Lets assume we have a list of 80 items, and we want to reverse the first 40, what do we need to do now?
- Traverse to the 40th element
- Adjust the value of the 40th pointer, now the first element:
TERMINATOR ^ (PTR TO 39)
- Adjust the value of the 1st pointer, it must have
(PTR TO 2) ^ (PTR TO 41)
- Adjust the value of the 41th pointer, it must have
(PTR TO 1) ^ (PTR TO 42)
- Pointer to the first element is now 40 (this has become our first element)
Done! We have adjusted three pointers and nothing in the middle. B.t.w. TERMINATOR is a value which indicates the boundaries of the first and last elements, I’ve used -1 for this. When traversing we use this to check if we are done.
Lets traverse the above reversed list, first we go to the first element (40) and perform the following XOR:
- stored_value (40) ^ TERMINATOR = next (39)

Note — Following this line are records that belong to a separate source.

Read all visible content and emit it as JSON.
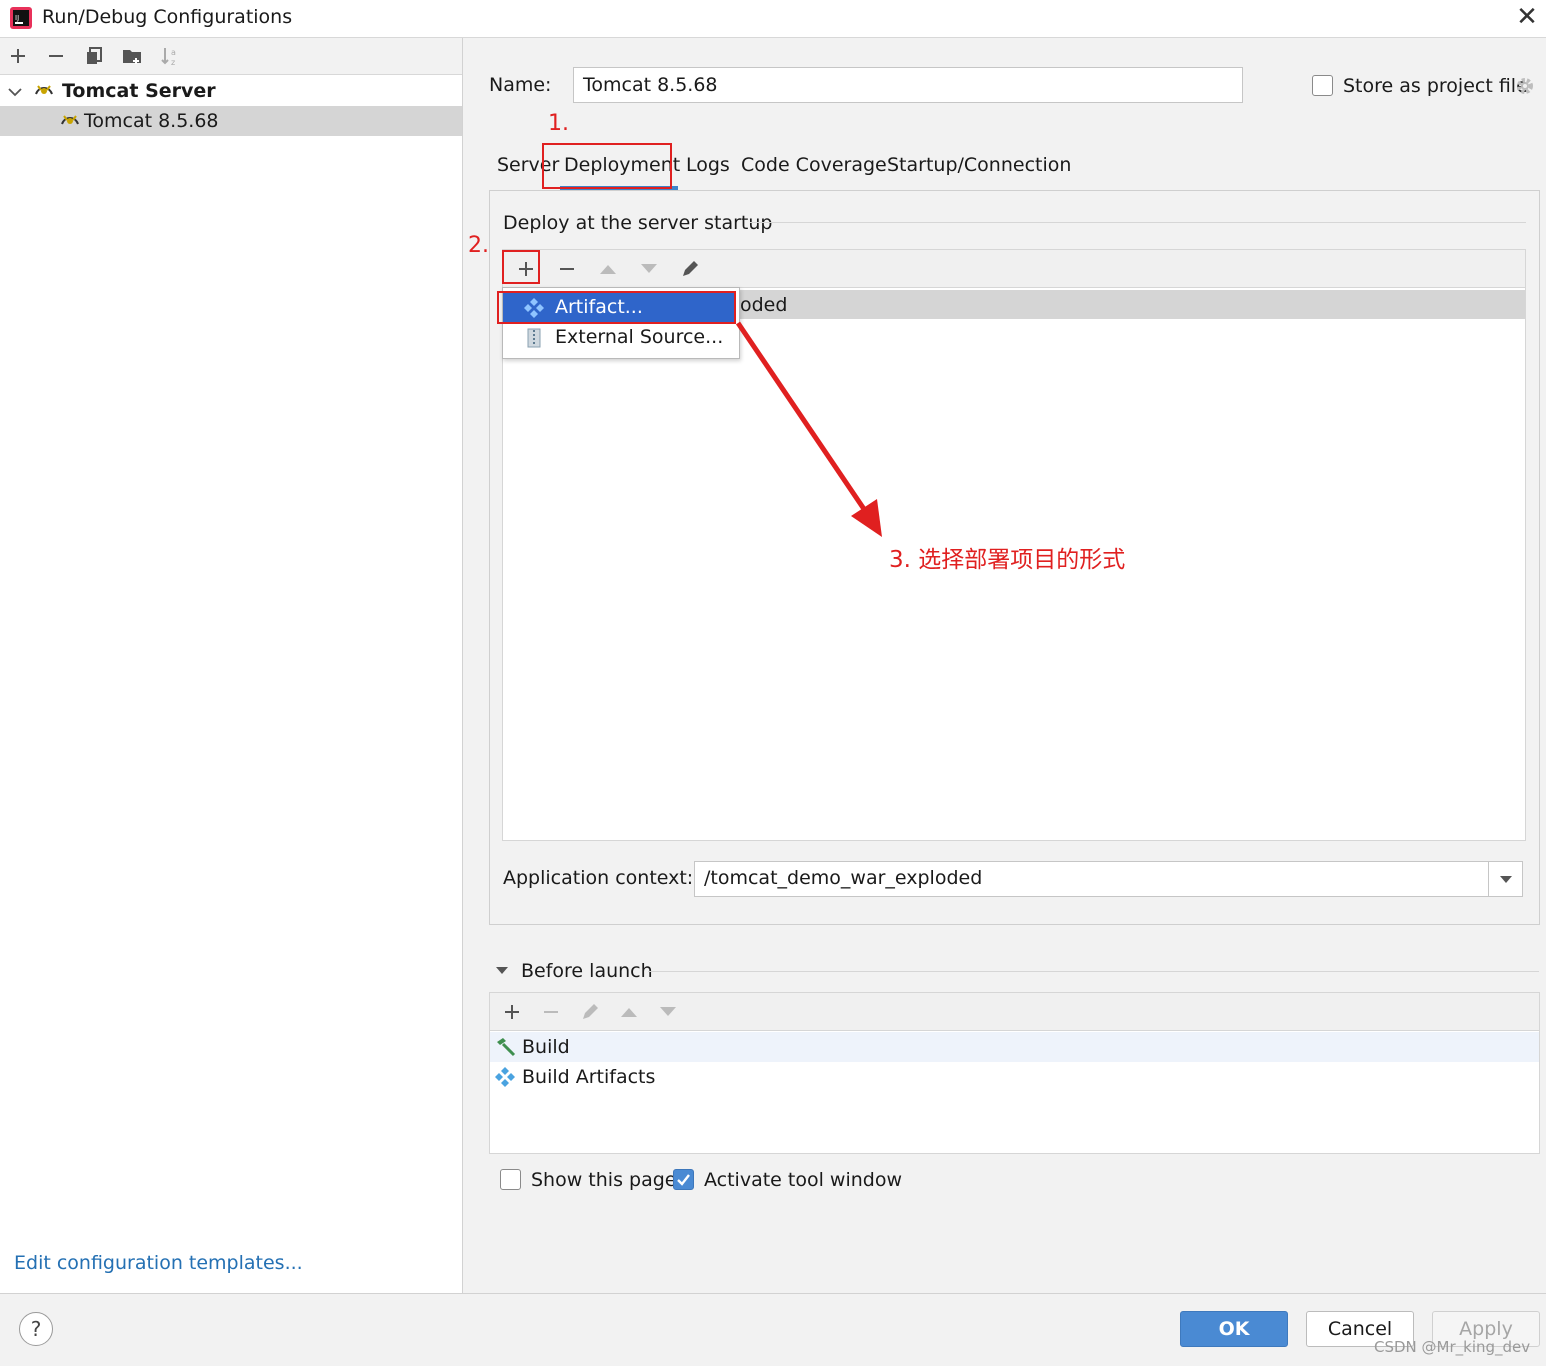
{
  "window": {
    "title": "Run/Debug Configurations",
    "icon": "intellij-app-icon"
  },
  "left_panel": {
    "toolbar": [
      "add-icon",
      "remove-icon",
      "copy-icon",
      "folder-icon",
      "sort-icon"
    ],
    "tree": {
      "group_label": "Tomcat Server",
      "child_label": "Tomcat 8.5.68"
    },
    "edit_templates_link": "Edit configuration templates..."
  },
  "config": {
    "name_label": "Name:",
    "name_value": "Tomcat 8.5.68",
    "store_label": "Store as project file",
    "store_checked": false
  },
  "annotations": {
    "step1": "1.",
    "step2": "2.",
    "step3": "3. 选择部署项目的形式",
    "color": "#e02020"
  },
  "tabs": {
    "items": [
      "Server",
      "Deployment",
      "Logs",
      "Code Coverage",
      "Startup/Connection"
    ],
    "active": "Deployment"
  },
  "deployment": {
    "section_title": "Deploy at the server startup",
    "list_item_visible_text": "oded",
    "popup": {
      "artifact": "Artifact...",
      "external_source": "External Source..."
    },
    "context_label": "Application context:",
    "context_value": "/tomcat_demo_war_exploded"
  },
  "before_launch": {
    "title": "Before launch",
    "items": [
      "Build",
      "Build Artifacts"
    ]
  },
  "options": {
    "show_page_label": "Show this page",
    "show_page_checked": false,
    "activate_label": "Activate tool window",
    "activate_checked": true
  },
  "buttons": {
    "help": "?",
    "ok": "OK",
    "cancel": "Cancel",
    "apply": "Apply"
  },
  "watermark": "CSDN @Mr_king_dev",
  "colors": {
    "accent": "#4a8ad3",
    "selection": "#2f65ca",
    "link": "#2470b3"
  }
}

This will result in 39, now we continue:
- stored_value (39) ^ previous (40) = next (38)
- stored_value (38) ^ previous (39) = next (37)
- stored_value (2) ^ previous (3) = next (1)
- stored_value (1) ^ previous (2) = next (41) !!
- stored_value (41) ^ previous (1) = next (42) !!
- stored_value (42) ^ previous (41) = next (43) etc etc
A bit of dissapointment
After implementing this it doesn’t seem to be faster then using swaps to reverse everything in the whole array. This is probably due to a couple of things:
- The locality of a normal array is faster in memory
- You’ll have to traverse N-nodes to reach the target to reverse
- The competition has max 97 elements, this might be too small to see the advantage
My algorithm until now only used a single pointer to keep track of the first element, but it might be usefull to also keep a pointer to the last element. For example if we need to reverse everything up to N-1, I need to traverse from 1 to N-1. But if you have a last-element pointer, using the doubly in the XOR doubly linked list, we can just go backwards from N.
Ah well, it might not have been usefull (yet?) but it is a beautiful algorithm!